By Paul Anderson
BBC correspondent in Islamabad
Military officials in Pakistan say there has been a fresh attack by Islamic militants on a military camp in the troubled area of South Waziristan.
The military have been accused of not admitting true casualty figures
There has been no word so far on the latest casualties.
The attack follows clashes on Wednesday between militants and Pakistani security forces in which the army said 20 militants were killed.
The escalation of violence in the area comes after tribal militias came under pressure to capture militants.
Militants attacked the camp in Wana, the main town in South Waziristan, in the early hours of Thursday morning using rockets and small arms.

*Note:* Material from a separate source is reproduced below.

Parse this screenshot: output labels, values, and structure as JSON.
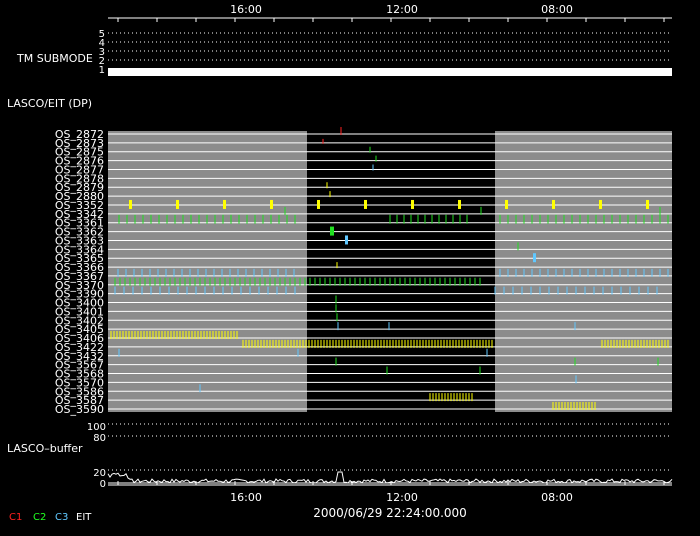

The ensuing exchange of rocket, mortar and gunfire lasted around an hour.
There were no reports of casualties.
Clashes on Wednesday in a different part of the South Waziristan agency left at least 24 people dead.
According to officials, most of them were foreign Islamic militants suspected of having links to al-Qaeda.
However, Pakistan's media are challenging those figures, saying the security forces suffered far higher casualties.
Reports from unidentified security sources in Wana speak of the death of up to 13 military personnel.
The question now is whether the renewed violence will push the army into launching another operation against hundreds of militants and the tribesmen who have been protecting them.
In March more than 120 people were killed, many of them military as well as militants, in the biggest operation launched by the army to sweep up al-Qaeda suspects.
That was deemed a failure and the army switched to softer tactics, trying to persuade tribes people to hand over foreigners for registration.
So far not a single militant has surrendered.